According to prosecutors, Lodge exploited his role as the manager of the “Anatomical Gifts Program” at Harvard Medical School to dismember cadavers that were initially donated for medical research.
Typically, donated bodies are utilized by Harvard students for studying and practicing medical procedures. Once the school completes its use of the cadavers, the remains are either returned to the families or interred in the university’s medical cemetery through cremation.
However, the indictment alleges that Lodge and his wife engaged in the unlawful activity of harvesting, selling, and shipping body parts from these donated cadavers instead.
“At times, Cedric Lodge allowed [others] to enter the morgue at Harvard Medical School and examine cadavers to choose what to purchase,” according to a statement from the US Attorney’s Office.
Katrina Maclean of Salem, Massachusetts, and Joshua Taylor, of West Lawn, Pennsylvania, allegedly bought body parts.

According to the charging statement, in October 2020, Ms Maclean purchased dissected faces for $600 (£473) that she intended to have tanned into leather.
Ms Maclean is the owner of a store called Kat’s Creepy Creations. Social media accounts for the business show she specialised in up-cycling dolls into gothic, blood-soaked, horror novelties. It is unclear if the cadaver parts were used in her products. The indictment alleges she stored and sold human remains at the store.

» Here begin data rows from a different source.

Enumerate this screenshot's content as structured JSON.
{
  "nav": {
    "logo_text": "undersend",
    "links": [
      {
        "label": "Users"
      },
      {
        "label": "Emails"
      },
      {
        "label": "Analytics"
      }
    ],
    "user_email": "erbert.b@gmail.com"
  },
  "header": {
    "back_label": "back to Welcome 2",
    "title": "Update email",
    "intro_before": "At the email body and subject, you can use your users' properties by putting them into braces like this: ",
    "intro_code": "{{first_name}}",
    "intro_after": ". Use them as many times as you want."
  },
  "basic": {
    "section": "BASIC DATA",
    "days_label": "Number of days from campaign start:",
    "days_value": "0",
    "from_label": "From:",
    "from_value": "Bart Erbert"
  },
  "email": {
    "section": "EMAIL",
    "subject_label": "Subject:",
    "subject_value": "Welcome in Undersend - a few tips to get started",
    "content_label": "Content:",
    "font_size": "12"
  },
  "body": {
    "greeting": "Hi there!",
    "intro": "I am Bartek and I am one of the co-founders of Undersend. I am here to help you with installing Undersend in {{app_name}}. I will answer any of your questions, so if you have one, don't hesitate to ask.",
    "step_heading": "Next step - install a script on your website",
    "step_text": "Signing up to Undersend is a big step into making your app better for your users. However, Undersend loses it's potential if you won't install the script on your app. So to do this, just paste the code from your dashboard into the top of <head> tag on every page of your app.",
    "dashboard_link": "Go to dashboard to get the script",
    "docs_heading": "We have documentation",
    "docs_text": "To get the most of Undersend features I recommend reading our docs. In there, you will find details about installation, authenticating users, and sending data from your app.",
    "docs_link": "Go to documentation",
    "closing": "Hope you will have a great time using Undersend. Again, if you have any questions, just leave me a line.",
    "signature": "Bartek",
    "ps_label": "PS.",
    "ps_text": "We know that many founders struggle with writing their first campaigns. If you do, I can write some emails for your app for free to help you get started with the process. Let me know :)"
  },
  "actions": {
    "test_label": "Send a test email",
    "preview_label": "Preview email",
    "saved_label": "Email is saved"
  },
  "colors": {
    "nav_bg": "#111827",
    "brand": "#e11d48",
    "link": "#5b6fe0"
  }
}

Mr Taylor allegedly made 39 electronic payments to Ms Lodge for stolen body parts over the course of four years, totalling more than $37,000 (£29,226). The indictment included a grim reference to a PayPal memo for a purchase of $1,000 (£790) that allegedly read, “head number 7”.
“Some crimes defy understanding,” said United States Attorney Gerard M. Karam in a statement. “The theft and trafficking of human remains strikes at the very essence of what makes us human.”
Both Cedric and Denise Lodge refused to answer reporters’ questions after making an initial appearance at a New Hampshire federal courthouse on Wednesday.
All four defendants have been indicted on conspiracy and interstate transport of stolen goods charges. If convicted, they each face up to 15 years in prison.